28. Bermalam di Hotel

186 9 0
                                    

Ngik!

Pintu masuk toilet berdecit nyaring setiap saat ada orang yang membuka dan melewatinya. Membuatnya merasa ngilu sendiri saat mendengar suara decitan itu.

Entah sudah berapa lama ia bersandar pada dinding pembatas, mencoba menenangkan pikirannya.

Tapi orang-orang dibalik dinding pembatas ini terus menggerutui serta menunjukkan protes pada dirinya, hingga akhirnya dengan terpaksa ia harus mencari tempat yang lebih tenang dan nyaman untuk mendinginkan pikirannya.

Saat dirinya keluar dari sana, semua orang yang memprotes dririnya langsung terdiam. Mungkin karena tampang menyeramkan dan tatapan tajam yang menambah aura devil-nya.

"Maaf" Ia bergumam singkat sebelum akhirnya keluar dari desakan puluhan orang yang mengantre disana.

Ia melangkah tergesa tanpa memperhatikan keadaan sekitarnya, hingga ia tersadar saat lengan berototnya tak sengaja menyenggol seseorang sampai jatuh tersungkur.

"Masalah apa lagi ini, astaga!!" Batinnya kesal.

Ia menghentikan langkahnya kemudian berbalik, berniat menolong seseorang itu.

"Aduh, pinggang gue!" Gerakan langkahnya terhenti, saat mendengar suara yang begitu familiar ditelinganya.

"M-maaf, g-gue nggak s-sengaja" Ia mengulurkan tangan, membantu pemuda itu berdiri dengan alat bantu jalannya.

Ada saat dimana kedua netra mereka bertemu, sepertinya mereka saling mengenal satu sama lain.

"Ehh? Gevan bukan sih?"

"Elo?"

"Oiya bener, Gevan! Masa' lo nggak kenal gue sih?"

Ingin rasanya Gevan menghilang dari hadapan Gafi saat itu juga. Rasa bersalah dan menyesal selalu menghantuinya selama ini.

Keduanya terdiam.

Berbeda dengan Gevan yang diam menyesali perbuatannya, Gafi terdiam karena bingung apa yang harus ia katakan.

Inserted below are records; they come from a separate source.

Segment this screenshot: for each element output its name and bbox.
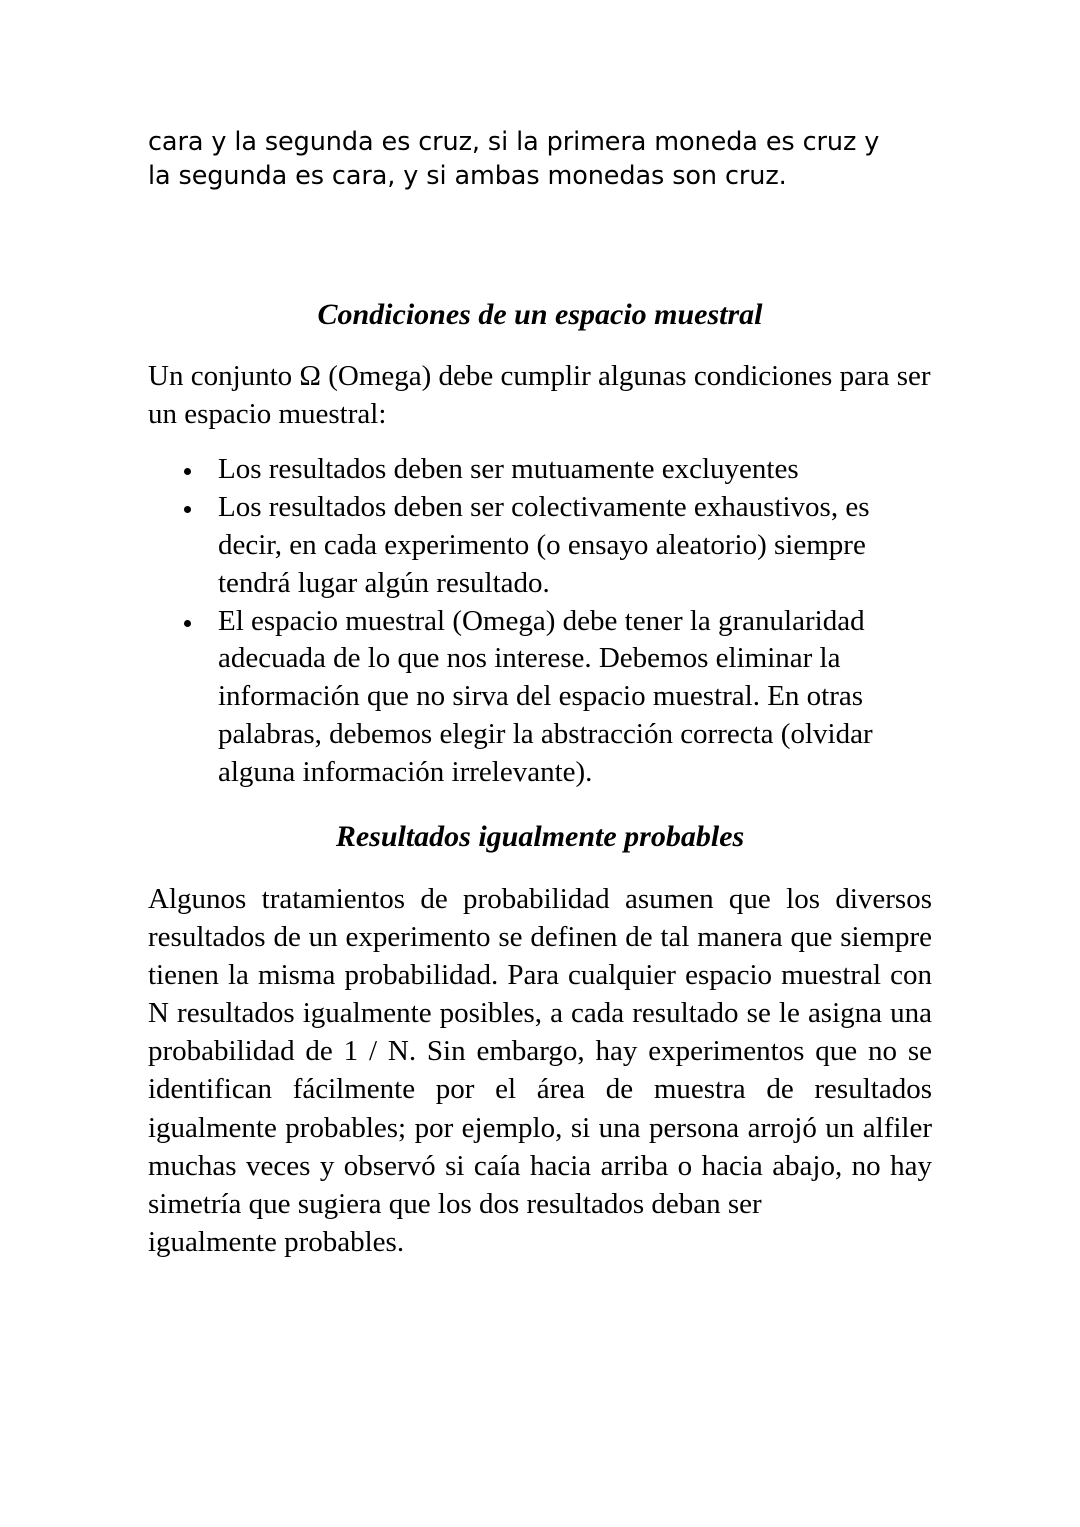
page-content: [148, 126, 932, 1261]
conditions-bullet-list: [148, 451, 932, 792]
intro-line-1: cara y la segunda es cruz, si la primera moneda es cruz y: [148, 127, 880, 157]
conditions-intro-paragraph: Un conjunto Ω (Omega) debe cumplir algunas condiciones para ser un espacio muestral:: [148, 359, 931, 430]
list-item: El espacio muestral (Omega) debe tener la granularidad adecuada de lo que nos interese. Debemos eliminar la información que no sirva del espacio muestral. En otras palabras, debemos elegir la abstracción correcta (olvidar alguna información irrelevante).: [148, 603, 932, 792]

"Masa' iya gue bilang makasih? Kalo gue bilang gitu malah kayak gue berterimakasih udah disenggol dong, yakali minta maaf sih?"

"L-lo nggak papa kan?" Gumam Gevan pelan sambil memalingkan wajahnya.

Mulut Gafi menganga sempurna. Kalian tau? Seorang Gevan Biantara itu jauh dari kata peduli, tapi ini? Gafi yakin ia salah orang, ini bukanlah Gevan yang ia kenal.

Belum sempat menjawab pertanyaan itu, tiba-tiba ia merasakan dorongan pelan dari balik tubuhnya yang menuntunnya keluar dari toilet dengan tergesa.

Gafi pikir seseorang yang mendorongnya tadi hanyalah orang iseng atau seseorang yang tergesa keluar dari toliet.

Tapi saat ia berbalik, Gafi menemukan sosok gadis berperawakan pendek bersembunyi dibalik tubuhnya.

...

"Nggak habis pikir gue sama lo, Nai" Gafi memijat perlahan pelipisnya, pening dengan tingkah aneh sahabat ceweknya itu.

"Salahin Raffi, dong! Dia gue suruh masuk nyamperin lo malah diem aja" Protes Naila tak terima disalahkan.

"Lah kok gue? Gue ambil lagi nih es krimnya!" Ancam Raffi sambil menjauhkan cone es krim dari jangkauan tangan Naila.

"Iya deh iya, bukan salah lo!"

Sekarang mereka bertiga sedang duduk bersandar di bangku panjang taman yang berjarak cukup dekat dari tempat mereka melaksanakan lomba tadi.

Meski berada di pusat kota, tidak menjadi halangan untuk mereka menghirup nafas segar. Pohon rindang yang mengelelilingi taman, menghasilkan udara sejuk nan segar. Membuat siapapun akan betah berada disana.